The broadcast regulator amended the new regulatory framework for cable and broadcasting services under which cable TV users will be able to access more channels at lower subscription price last week.
These changes will come into effect from March 1.
According to this amendment, the regulator capped at Rs 160 the amount consumers will have to pay monthly for all free to air channels and reduced the maximum Network Capacity Fee (NCF) to Rs 130 (excluding taxes) for 200 channels.
How Would These Changes Affect?
While talking about the advantages of the amendment, Icra said, “These changes in tariff could potentially lower the direct-to-home (DTH)/cable bills of the subscribers by up to 14 percent from the present levels and encourage subscribers to exercise their right to choose and opt for a-la-carte channels,”.
The Assistant Vice President at Icra, Sakshi Suneja said that after the recent changes in the tariff, the prices of popular GECs and sports channels are expected to reduce from Rs 19
She also added that the amendments also seek to improve the attractiveness of a-la-carte channels by reducing discounts that can be offered on bouquet pricing to 33 percent (vis-a-vis a-la-carte prices, from the existing average levels of discounts of 40-54 percent), as well as through the introduction of two new conditions.
According to the Vice President at Icra, Kinjal Shah, the recent amendments will adversely impact revenues of broadcasters.
Why Would They Bring A New Amendment?
While talking about the reasoning behind this amendment, they noted that the tariff order of 2017 had aimed at giving the subscribers their right to choose by mandating the broadcasters to declare the nature of channels as free to air (FTA) or pay channel as well as declare a-la-carte pricing of all channels.

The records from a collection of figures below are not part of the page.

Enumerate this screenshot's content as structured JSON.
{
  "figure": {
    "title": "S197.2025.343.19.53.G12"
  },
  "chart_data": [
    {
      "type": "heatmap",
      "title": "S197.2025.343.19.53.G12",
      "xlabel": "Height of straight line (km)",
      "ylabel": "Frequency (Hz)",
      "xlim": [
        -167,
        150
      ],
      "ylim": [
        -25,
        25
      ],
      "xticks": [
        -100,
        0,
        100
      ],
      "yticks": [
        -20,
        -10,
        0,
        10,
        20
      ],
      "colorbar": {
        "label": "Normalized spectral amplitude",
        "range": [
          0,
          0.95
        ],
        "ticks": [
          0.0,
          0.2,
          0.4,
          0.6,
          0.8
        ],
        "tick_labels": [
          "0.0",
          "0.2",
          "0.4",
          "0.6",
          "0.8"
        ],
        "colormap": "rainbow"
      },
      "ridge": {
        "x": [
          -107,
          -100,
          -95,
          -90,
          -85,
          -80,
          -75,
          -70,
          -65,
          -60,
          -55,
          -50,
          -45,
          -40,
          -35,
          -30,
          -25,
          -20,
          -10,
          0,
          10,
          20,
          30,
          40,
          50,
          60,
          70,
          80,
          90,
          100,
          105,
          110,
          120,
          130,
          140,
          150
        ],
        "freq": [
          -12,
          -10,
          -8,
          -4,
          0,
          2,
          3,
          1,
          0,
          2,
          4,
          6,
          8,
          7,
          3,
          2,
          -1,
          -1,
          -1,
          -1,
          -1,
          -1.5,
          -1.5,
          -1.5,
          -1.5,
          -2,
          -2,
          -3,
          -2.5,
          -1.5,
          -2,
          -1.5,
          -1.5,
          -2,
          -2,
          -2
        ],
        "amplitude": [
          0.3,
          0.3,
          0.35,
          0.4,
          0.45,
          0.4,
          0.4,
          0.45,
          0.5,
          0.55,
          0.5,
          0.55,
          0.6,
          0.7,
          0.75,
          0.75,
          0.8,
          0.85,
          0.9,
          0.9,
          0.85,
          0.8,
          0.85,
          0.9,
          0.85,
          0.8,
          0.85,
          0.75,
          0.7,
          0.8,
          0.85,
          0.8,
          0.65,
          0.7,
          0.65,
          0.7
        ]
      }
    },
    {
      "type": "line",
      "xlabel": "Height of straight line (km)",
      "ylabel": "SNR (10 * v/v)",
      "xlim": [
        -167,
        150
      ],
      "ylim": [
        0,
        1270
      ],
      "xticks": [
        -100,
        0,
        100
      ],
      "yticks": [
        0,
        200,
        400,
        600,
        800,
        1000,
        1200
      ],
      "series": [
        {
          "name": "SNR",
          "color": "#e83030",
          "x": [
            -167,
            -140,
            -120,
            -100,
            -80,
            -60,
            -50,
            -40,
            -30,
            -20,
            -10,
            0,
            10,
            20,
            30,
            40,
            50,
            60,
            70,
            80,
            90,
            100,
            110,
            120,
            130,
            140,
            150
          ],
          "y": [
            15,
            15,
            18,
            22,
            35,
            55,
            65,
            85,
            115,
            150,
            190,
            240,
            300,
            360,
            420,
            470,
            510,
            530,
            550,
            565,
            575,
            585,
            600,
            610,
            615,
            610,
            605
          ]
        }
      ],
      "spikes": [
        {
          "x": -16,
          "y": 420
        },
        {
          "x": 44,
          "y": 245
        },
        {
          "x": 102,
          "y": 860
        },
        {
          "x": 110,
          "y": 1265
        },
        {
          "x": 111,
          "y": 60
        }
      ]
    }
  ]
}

They added, “However, contrary to Trai’s expectations, given the high channel pricing of popular general entertainment channels (GECs) and sports channels (with 66 of the 330 existing pay channels being priced at ceiling rate of Rs 19 per month), the very purpose of the tariff order was defeated, resulting in up to 23 percent surge in bills for subscribers (as per Icra’s estimates) and continued dominance of bouquets in the subscription patterns,”.
Suneja said “Icra does not expect the bouquet prices to increase, though the channel offerings under the bouquet are expected to reduce. While an earlier bouquet price of Rs 349 included 81 pay channels, the same is now expected to fetch only 51 pay channels. However, the same should not adversely impact the subscribers, as their viewing is largely restricted to a few popular channels,”.
Shah also explained that the subscription revenues are expected to reduce due to the subscription charges for a-la-carte channels will reduce and also due to the expected shift of subscribers from bouquets to a-la-carte selection.
While talking about the content quality, Shah added “Furthermore, given the reduction in the number of channels that can be offered in a bouquet (for a given price), bundling of non-popular channels with established ones will reduce, thereby impacting their reach and thus advertisement revenues for the broadcaster. This, however, would eventually lead to an increased focus on content quality,”.